January brought a fresh widening in the EU’s trade gap with China. Exports fell 5%, imports rose 1%, and the deficit increased from €31.3bn to €32.5bn. Overall, EU exports were down 10% year on year, dragged lower by a striking near -28% plunge in exports to the U.S.

At first glance, January EU imports from China looked fairly soft in euro terms. Goods cleared at EU customs rose 2.4% by volume, but only 1.0% by value. Yet most of those goods were shipped in Q4 2025, when the euro was markedly stronger against the yuan than a year earlier. In other words, the euro figures understate the weakness.

Chinese new-energy vehicle exports to the EU are changing shape rather than retreating. In January, total imports rose 23% year on year, even as electric cars fell 38%, because plug-in hybrids doubled and non-plug-in hybrids more than tripled. The push into the EU market is continuing, but with a much stronger hybrid mix.

EUROSTAT’s January data show a sharp deterioration in the EU’s car trade balance with China. EU car exports to China fell 35% by value, dropping to €435mn from €665mn a year earlier.

The relative shift is just as striking. In January 2025, the value of EU car exports to China was still equivalent to about 90% of the value of EU car imports from China. One year later, that ratio had fallen to just 59%. In other words, the gap widened markedly in China’s favour.

The 2025 data confirms what was quickly foretold: once the U.S. signalled the end of de minimis exemptions for parcels, part of the flood was redirected towards the EU.

As a result, while exports by Shein, Temu and similar platforms to the U.S. fell by 25%, exports to the EU surged by 49%.

EU wine exports to China are now 87% below their peak nine years ago. To put that into perspective, January shipments were equivalent to barely one 12-bottle case per EU winery, or roughly two bottles per vineyard across the bloc. In other words, almost nothing. The downwards trend seems unstoppable, in January 2026 exports dropped 3.4% by value compared with a year earlier.

2025 was the year of the switch. Using Taiwan’s own reporting convention, the U.S. became Taiwan’s largest export market, overtaking Mainland China and Hong Kong combined. For 2026, we expect exports to both the U.S. and China to grow substantially, driven above all by semiconductors and the wider electronics supply chain. The more interesting question is not whether both will rise, but by how much. If U.S. demand keeps leading the current chip cycle, the post-2025 gap could widen further, even if China also rebounds.

Yemen’s Houthis are considering a Bab al-Mandab blockade in support of Iran.
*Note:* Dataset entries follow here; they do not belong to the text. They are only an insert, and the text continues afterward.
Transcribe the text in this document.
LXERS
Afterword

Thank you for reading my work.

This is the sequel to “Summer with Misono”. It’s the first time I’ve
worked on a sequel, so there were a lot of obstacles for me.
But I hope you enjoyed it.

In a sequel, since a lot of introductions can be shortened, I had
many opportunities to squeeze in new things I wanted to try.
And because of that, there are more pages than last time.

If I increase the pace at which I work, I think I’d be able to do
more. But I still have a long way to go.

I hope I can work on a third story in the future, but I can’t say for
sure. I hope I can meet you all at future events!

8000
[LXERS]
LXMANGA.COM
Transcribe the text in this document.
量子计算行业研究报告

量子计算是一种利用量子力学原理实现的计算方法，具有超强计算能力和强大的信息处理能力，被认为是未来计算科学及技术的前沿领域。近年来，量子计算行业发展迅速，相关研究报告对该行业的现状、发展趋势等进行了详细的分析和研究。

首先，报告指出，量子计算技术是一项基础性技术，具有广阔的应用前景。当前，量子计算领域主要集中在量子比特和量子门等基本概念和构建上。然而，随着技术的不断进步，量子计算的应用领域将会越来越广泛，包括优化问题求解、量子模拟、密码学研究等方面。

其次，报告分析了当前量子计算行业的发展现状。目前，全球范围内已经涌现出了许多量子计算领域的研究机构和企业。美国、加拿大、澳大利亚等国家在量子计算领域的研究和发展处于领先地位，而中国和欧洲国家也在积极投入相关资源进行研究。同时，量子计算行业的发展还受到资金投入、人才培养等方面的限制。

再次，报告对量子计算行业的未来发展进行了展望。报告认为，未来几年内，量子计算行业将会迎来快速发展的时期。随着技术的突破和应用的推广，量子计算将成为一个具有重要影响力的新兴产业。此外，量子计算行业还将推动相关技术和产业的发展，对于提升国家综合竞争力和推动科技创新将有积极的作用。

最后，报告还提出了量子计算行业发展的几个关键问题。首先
Recall that since Houthi attacks began, traffic through the Suez Canal has dropped by more than half from its 2023 peak.

According to Premier Li, international trade is a two-way choice that benefits both sides, and China has never sought to pursue a trade surplus.

Li presents China’s vast trade surplus as if it were simply the benign outcome of mutual market choice. But a surplus of this size and persistence does not emerge in a vacuum. It reflects an economic system that has consistently favoured production over consumption, industry over households, and export capacity over domestic absorption. China may not proclaim “trade surplus” as an official objective, but its policy mix has long pointed in that direction. Denying that is not an explanation. It is selective amnesia.

China’s state media is running a campaign to deny that there is anything problematic about the country’s huge trade surplus. In doing so, it implicitly falls back on an old argument associated with Friedrich List, the 19th-century economist who defended state-backed industrial catch-up.

We looked for total factor productivity (TFP) in the XV Five-Year Plan. It is there, but only in a very limited way.

The wording is familiar: TFP should “steadily improve.” This is not new language. It mirrors almost exactly the formulation used by Xi Jinping in October 2025, around the 4th Plenum and the drafting of the plan. In other words, the concept is acknowledged, but without any measurable commitment.

That marks a step back from the XIV Five-Year Plan. The previous plan also highlighted TFP, but with a clearer benchmark: productivity growth was expected to exceed that of the preceding period. It was not a hard number, but it was a reference point. In the new plan, even that disappears.

What followed likely explains the shift. Available evidence suggests that China did not deliver a meaningful improvement in TFP over 2021–2025 compared with 2016–2020. Productivity has remained under pressure from familiar factors: weak demand, overcapacity, and persistent misallocation. Against that backdrop, a softer formulation in the new plan is not surprising.

The implication is straightforward. The leadership is well aware of the TFP problem, but prefers to keep the language non-committal. “Steadily improve” signals direction without binding the authorities to a result. It preserves room to pursue growth through scale, industrial policy, and external demand, without being judged against a productivity benchmark that may prove difficult to meet.

Our reading is that this matters. Without a decisive improvement in productivity, and absent deeper reforms, the gap with the United States is unlikely to close. If anything, it is more likely to widen.